Hallo Ihr Lieben,
plötzlich Steuerberater und die Welt steht euch offen?
Aber eigentlich fühlt ihr euch in eurem Steuerbüro sehr wohl und eine andere Struktur kommt für euch nicht in Frage?
Jetzt steht ihr vielleicht vor der Frage übernehme ich dieses Steuerbüro oder schnappe ich mir (heimlich) meine Mandanten und mache mich Selbstständig oder fange ich ganz neu bei 0 an?
Raus aus der Arbeitslosenversicherung und rein ins volle Risiko?
An dieser Fragestellung im Leben angekommen gibt es kein richtig oder falsch!
Ihr würdest vor dieser Frage nicht stehen, wenn ihr nicht in der Lage währt euch super selbst zu organisieren, Lust darauf hättet euer eigener Chef zu sein, eigene Mandanten zu betreuen und in eurer Zeiteinteilung frei zu sein …
Wie Frei sind Selbstständige wirklich?
Selbst und Ständig?
Wenn ihr keine bestehende gewachsene Kanzlei übernehmt seid ihr erst einmal allein, kein Austausch mit Kollegen, keine Vertretung … selbst und ständig …
Das ALLES spielt aber keine Rolle, wenn ihr das wirklich wollt. Vernetzt euch, tut euch zusammen …
Neben diesen Themen sollten wir auch hier über so profane Dinge wie Geld, Kinder, Work-Live-Balance reden.
Natürlich bemühen wir auch hier als erstes mal die Grundrechenarten und finden heraus was es bedeutet keine monatliche Gehaltszahlung mehr zu erhalten, keinen bezahlten Urlaub, Mutterzeit und bezahlte Krankheit …
Freizeitlernerin hatte im Blog Pro und Contra konkrete Fragestellungen, welche ich hier mal aufgreife:
– Wie finanziere ich eine eigene Kanzlei, wie lange läuft so eine Finanzierung.

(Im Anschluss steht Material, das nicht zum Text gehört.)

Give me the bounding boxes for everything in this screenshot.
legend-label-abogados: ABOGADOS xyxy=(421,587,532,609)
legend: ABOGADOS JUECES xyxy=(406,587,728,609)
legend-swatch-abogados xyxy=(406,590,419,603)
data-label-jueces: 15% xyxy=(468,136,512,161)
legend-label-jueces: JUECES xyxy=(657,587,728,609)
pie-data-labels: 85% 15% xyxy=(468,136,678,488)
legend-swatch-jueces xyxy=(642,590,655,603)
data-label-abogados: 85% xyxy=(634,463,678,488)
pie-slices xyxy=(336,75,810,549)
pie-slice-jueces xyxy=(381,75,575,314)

– Mit welchen Kosten muss bei einem Kanzleikauf gerechnet werden, was sind die „üblichen“ Zahlungsmodalitäten? Einmalzahlung, Ratenzahlung, anteiliger Gewinn?
– Ist eine komplette Neugründung in der heutigen Zeit noch so einfach machbar?
Und zu guter Letzt natürlich die Frage die über allem steht:
– Wie „groß“ muss eine Kanzlei sein, damit mir auch in der Selbständigkeit ein vergleichbares Gehalt von ca. 75.000 € Brutto bleibt?
Es wäre schön, wenn wir diesen Blog und die anonymen Avatare dafür nutzen würden diese Geheimnisse zu lüften 😉
Auch hier wieder die große bitte an alle Ehemaligen der letzten Jahre, teilt eure Erfahrung mit uns, wie lief bei euch der Start in die Selbstständigkeit? Welche Hürden tauchten plötzlich auf, was würdet ihr den Neustartern raten und mit auf den Weg geben. Hat sich der Schritt gelohnt? Wie hoch ist euer tatsächliches Einkommen. Bitte gebt euer Bundesland bei euren Kommentaren mit an.
Ich bewundere den Mut, die Selbstständigkeit in dieser Branche zu wagen, ich hätte diesen Mut nicht. Meine Option wäre, sollte ich jemals diesen Titel bekommen und Lust auf Veränderung haben, in Teilzeit als Angestellte zu arbeiten und nebenberuflich einige Mandanten zu betreuen…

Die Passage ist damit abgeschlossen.